Most likely a typo in their notes. Pressure and velocity are directly correlated in their relationship. Can't have one without the other.
This is no typo, the article
“Starline Brass” is in the Aug 2017 issue of Handloader; and the author, Brian Pearce, expands on this, stating that some ammunition company and a powder laboratory found that Starline brass allowed standard velocities, but at pressures as much as 10,000 psia below maximum average guidelines.Whatever that means.
A claim like that should have been challenged by the Gunwriter and the publication which prints it. This is an extraordinary claim, that you can at the same time keep to a standard velocity but greatly reduce pressure just by a change of brass manufacturer. As someone wise said, extraordinary claims need extraordinary evidence. We don’t know what is behind all this hoopla, and if we did, I am certain that there is some clever trickery going on behind the scenes.
One of the first things to require is to require an explanation of how this works. We do know that changing case volume will alter pressure, as for example, greater case volume will drop pressure somewhat and we know greatly reduced case volume will greatly increase pressure. Maybe they are altering case volume and using a greater volume of slow burning gunpowder, something like that. The article said nothing about the characteristics of the gunpowder being used, that is a good candidate for the rabbit in the hat.
There is always the potential that someone’s instrumentation is messed up. Happens all the time, this is why in science extraordinary claims have to be independently verified by test, before the science community accepts things. Anyone remember Cold Fusion, Stanley Pons and Martin Fleischmann?
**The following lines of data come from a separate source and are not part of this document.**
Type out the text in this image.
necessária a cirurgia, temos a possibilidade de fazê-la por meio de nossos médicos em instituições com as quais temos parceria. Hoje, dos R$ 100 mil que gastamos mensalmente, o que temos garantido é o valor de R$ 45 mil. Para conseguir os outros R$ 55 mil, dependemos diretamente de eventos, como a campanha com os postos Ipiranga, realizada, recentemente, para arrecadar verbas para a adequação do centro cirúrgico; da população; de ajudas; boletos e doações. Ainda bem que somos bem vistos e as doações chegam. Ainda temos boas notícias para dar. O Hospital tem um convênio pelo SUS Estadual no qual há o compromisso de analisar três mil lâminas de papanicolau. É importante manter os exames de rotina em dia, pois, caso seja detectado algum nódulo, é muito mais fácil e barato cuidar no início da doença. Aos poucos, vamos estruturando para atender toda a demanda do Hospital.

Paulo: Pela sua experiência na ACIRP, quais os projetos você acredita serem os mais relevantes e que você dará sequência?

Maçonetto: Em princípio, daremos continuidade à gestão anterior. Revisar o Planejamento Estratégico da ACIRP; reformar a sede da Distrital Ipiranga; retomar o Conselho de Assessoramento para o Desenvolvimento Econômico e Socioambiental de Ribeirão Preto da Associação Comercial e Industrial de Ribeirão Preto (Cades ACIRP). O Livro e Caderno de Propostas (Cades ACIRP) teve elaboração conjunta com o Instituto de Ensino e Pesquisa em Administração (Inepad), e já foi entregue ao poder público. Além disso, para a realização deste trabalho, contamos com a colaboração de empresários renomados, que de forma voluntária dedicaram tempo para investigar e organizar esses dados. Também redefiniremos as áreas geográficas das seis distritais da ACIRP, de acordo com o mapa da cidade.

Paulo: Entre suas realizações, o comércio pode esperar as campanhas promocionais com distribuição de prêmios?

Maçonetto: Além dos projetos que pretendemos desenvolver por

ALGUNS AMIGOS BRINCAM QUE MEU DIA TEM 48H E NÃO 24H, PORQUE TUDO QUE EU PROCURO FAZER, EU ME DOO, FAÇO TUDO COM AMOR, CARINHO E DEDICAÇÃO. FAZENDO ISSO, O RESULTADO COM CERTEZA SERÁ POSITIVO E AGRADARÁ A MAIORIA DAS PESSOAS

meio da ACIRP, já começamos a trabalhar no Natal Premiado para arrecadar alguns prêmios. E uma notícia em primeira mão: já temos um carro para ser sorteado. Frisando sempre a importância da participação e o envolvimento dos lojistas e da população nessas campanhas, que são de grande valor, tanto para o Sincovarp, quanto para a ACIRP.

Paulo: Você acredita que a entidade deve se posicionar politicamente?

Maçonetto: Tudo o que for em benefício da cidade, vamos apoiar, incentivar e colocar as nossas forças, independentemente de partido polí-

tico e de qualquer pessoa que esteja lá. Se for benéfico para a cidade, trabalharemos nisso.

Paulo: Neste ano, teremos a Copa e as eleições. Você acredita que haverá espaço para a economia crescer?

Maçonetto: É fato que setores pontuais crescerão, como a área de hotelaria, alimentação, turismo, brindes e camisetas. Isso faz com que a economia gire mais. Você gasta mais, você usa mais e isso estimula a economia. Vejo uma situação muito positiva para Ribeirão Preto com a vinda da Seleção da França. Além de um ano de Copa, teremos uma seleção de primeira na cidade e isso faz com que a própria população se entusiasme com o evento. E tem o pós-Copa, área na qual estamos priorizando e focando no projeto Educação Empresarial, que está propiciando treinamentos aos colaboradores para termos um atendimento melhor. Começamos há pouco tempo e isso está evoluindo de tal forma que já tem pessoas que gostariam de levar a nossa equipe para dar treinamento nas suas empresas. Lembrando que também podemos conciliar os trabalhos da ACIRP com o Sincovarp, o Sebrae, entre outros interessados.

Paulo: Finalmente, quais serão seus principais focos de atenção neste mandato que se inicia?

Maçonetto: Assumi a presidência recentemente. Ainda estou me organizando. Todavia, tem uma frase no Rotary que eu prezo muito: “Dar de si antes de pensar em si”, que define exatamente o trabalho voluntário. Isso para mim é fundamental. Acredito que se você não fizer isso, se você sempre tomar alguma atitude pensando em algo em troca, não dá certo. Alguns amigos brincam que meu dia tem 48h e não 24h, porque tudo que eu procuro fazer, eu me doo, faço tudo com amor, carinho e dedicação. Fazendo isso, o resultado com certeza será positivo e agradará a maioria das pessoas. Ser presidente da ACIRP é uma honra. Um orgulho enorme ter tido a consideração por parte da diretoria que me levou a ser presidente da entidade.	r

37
https://en.wikipedia.org/wiki/Fleischmann–Pons_experiment The half life of a research article is seems to be around three to four years.
https://scholarlykitchen.sspnet.org/2013/12/18/what-is-the-lifespan-of-a-research-article/ This is due to a problem called non-replicability. Psychology is particularly bad, less than half of all psychology studies have replicable results,
http://www.apa.org/science/about/psa/2015/09/low-replicability.aspx, and in time, when researchers figure out a study is un reliable because its results can’t be duplicated, studies slowly stop being referenced. No one is actively debunking non replicable studies because debunking is unprofitable. Regardless, Handloader should have printed data backing up the claim, but as gun magazines always do, the sources are non attributable and the data never presented. Basically, industry gossip.
I recall the wildcat era where gunwriters uncritically repeated the velocity nonsense of wild cat cartridge creators. American's want the most horsepower and the fastest, most powerful cartridges. The claims of the period that certain characteristics of wildcat cartridges created higher velocities fizzled once shooters were able to buy cheap chronographs. The great velocity increases just did not reveal themselves over the chronographs. There were velocity increases, but maybe 25 to 50 fps at most, if pressures were kept to industry standard. The wild catters were claiming velocity increases of at least several hundreds of feet per second. We have not gotten to cheap and easy pressure gages, but it is beginning to be understood that the great wildcatters, such as P.O Ackley and Weatherby really got their higher velocities through operating pressures 10,000 to 20,000 psia above industry standard pressures. At the time Ackley was claiming that the secret was straight walled cartridges, Weatherby claimed it was because his venturi shaped shoulder burned the powder so efficiently.
I model gun articles in print media as advertisements, and gunwriters as low paid temps for corporate advertising bureaus. I think the claims of the article reinforce an impression that in print gun magazines and their writers are shills for the industry. They don’t have the critical analysis skills to challenge what industry tells them, and they don’t want to, because it might affect advertising revenue. Gunwriters have gone through a Darwinian selection, in which for little pay, gun writers are selected based on the ability to create an interesting story and repeat uncritically, everything the advertising department tells them. There is very little difference between a gunwriter and a trained seal. They will both get up on a box and bark for a fish.
The whole article
Starline Brass is a nice puff piece, Starline does make good brass, they are now branching into rifle brass, but I don't believe that Starline brass transcends physics without more definite proof.